Changes

Dear Child(ren),

Change is hard even when it is a no-brainer kind of decision. Well, I’ve made one of those decisions recently and I am so excited!

I’m still not quite ready to publicly announce what this choice is but, let me tell you, it already feels like the right choice.

I can see where the hard parts will be ahead for both your mom and I but I have been able to see what life can be like after that. It’s a decision that is going to fill all of our lives with happiness and adventure. It’s something that will allow me to move on from the pain and bitterness and anger I’ve felt for so long to something better. Something happier.

It’s always hard to change and move on from things that have come to define you. It’s hard to look in the mirror one day and, instead of thinking about all of the pain and anger below the surface, decide it’s time to turn it all around. It’s time to do the real repairs your heart needs and move on.

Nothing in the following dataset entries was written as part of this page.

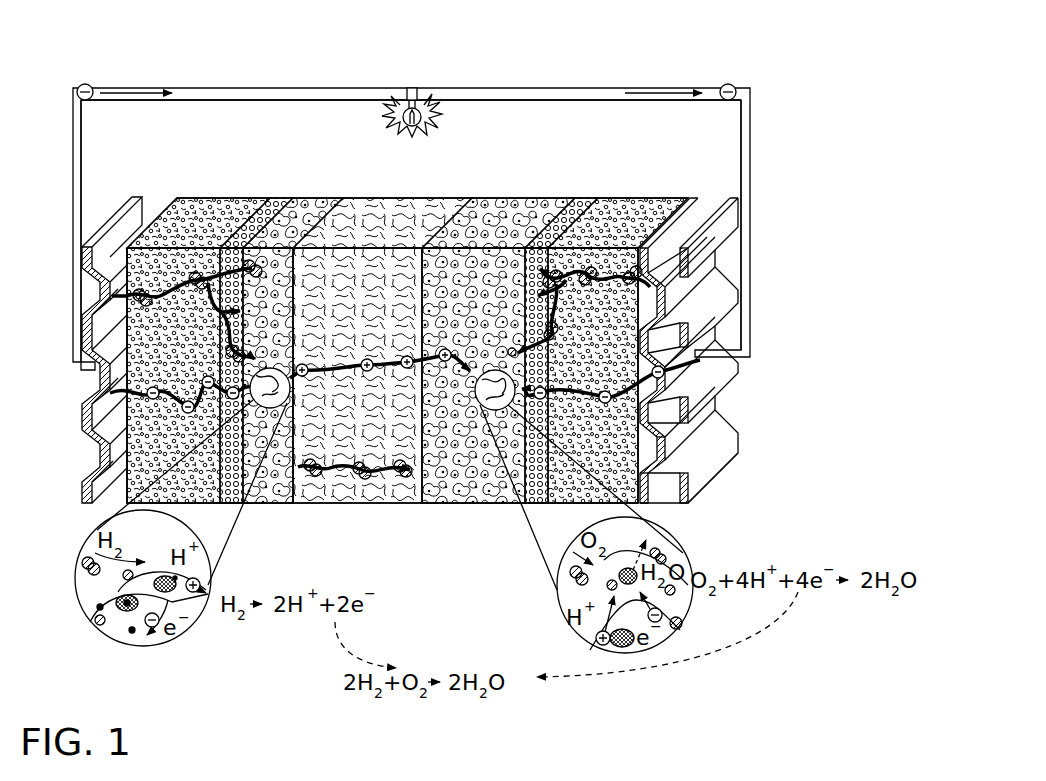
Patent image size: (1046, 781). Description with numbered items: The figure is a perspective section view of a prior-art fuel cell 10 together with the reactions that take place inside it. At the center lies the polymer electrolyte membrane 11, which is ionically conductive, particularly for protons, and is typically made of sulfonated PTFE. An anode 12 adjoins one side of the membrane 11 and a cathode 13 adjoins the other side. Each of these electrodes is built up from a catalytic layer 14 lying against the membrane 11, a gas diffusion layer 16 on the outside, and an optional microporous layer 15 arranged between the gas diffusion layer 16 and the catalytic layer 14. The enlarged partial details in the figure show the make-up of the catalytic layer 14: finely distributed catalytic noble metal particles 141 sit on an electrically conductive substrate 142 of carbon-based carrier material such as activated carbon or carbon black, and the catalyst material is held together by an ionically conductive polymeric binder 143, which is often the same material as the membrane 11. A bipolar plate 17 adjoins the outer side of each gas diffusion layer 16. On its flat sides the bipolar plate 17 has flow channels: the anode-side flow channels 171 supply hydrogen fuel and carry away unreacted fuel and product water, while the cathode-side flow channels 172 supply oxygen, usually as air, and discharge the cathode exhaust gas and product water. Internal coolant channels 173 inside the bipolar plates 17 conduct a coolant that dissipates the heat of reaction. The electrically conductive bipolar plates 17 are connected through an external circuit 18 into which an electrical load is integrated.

The fuel cell 10 is at (133, 70).
The polymer electrolyte membrane 11 is at (395, 209).
The anode 12 is at (332, 148).
The cathode 13 is at (482, 148).
The catalytic layer 14 is at (312, 209).
The microporous layer 15 is at (275, 198).
The gas diffusion layer 16 is at (213, 207).
The bipolar plate 17 is at (153, 207).
The external circuit 18 is at (556, 91).
The catalytic noble metal particles 141 is at (126, 606).
The electrically conductive substrate 142 is at (134, 633).
The ionically conductive polymeric binder 143 is at (98, 609).
The anode-side flow channels 171 is at (680, 368).
The cathode-side flow channels 172 is at (650, 466).
The internal coolant channels 173 is at (670, 426).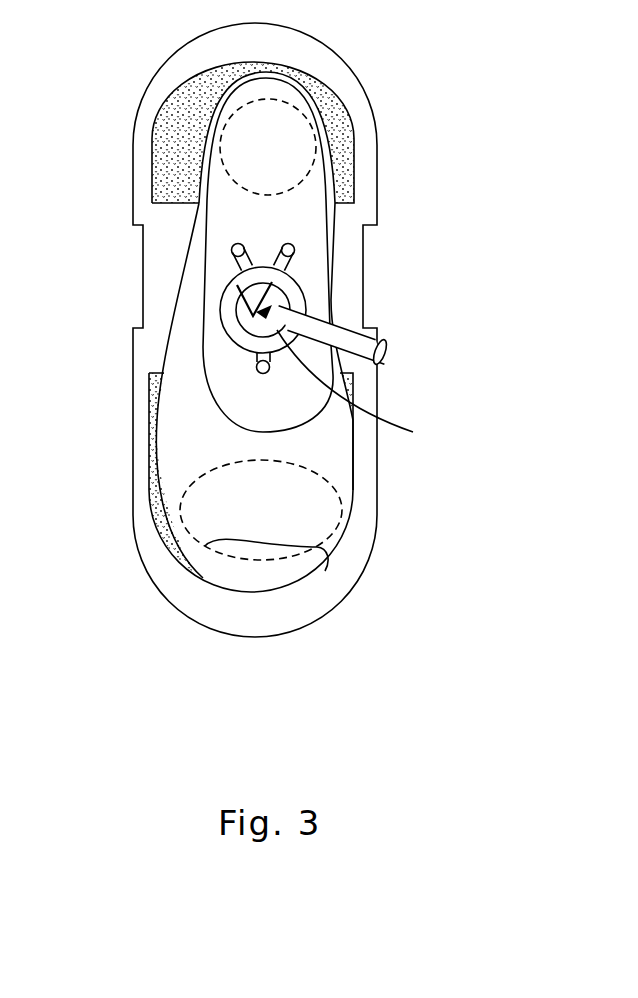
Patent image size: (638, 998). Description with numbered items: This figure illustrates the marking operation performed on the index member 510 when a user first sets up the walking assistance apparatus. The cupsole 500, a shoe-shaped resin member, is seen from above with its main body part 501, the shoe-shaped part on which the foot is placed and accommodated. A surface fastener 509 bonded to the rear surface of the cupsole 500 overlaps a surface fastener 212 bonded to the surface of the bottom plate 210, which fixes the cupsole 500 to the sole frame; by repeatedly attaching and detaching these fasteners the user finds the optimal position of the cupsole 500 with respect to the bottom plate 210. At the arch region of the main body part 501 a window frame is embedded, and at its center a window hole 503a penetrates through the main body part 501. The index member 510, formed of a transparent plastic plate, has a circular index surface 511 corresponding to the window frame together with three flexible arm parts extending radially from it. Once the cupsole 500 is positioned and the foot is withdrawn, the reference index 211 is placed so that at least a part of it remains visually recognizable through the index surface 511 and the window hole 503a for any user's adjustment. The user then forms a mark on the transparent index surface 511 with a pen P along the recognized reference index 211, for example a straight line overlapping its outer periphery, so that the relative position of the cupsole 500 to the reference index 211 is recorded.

The bottom plate 210 is at (162, 65).
The surface fastener 212 is at (340, 123).
The cupsole 500 is at (190, 247).
The main body part 501 is at (303, 237).
The surface fastener 509 is at (213, 163).
The reference index 211 is at (222, 307).
The window hole 503a is at (222, 325).
The index surface 511 is at (295, 298).
The pen P is at (388, 318).
The index member 510 is at (378, 388).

I’m letting go of anger and bitterness to the pain of my past. Good or bad it moulded me into the man I am today and provided the stepping stones I need to be the man I will continue to grow into. I won’t be perfectly happy yet, I need to work on some things still, but I’ll look forward instead of looking back.

It’s hard to close a chapter in your life for good but it’s also such a good, healthy thing.

There’s a great big beautiful tomorrow, shining at the end of every day. There’s a great big beautiful tomorrow and tomorrow’s just a dream away.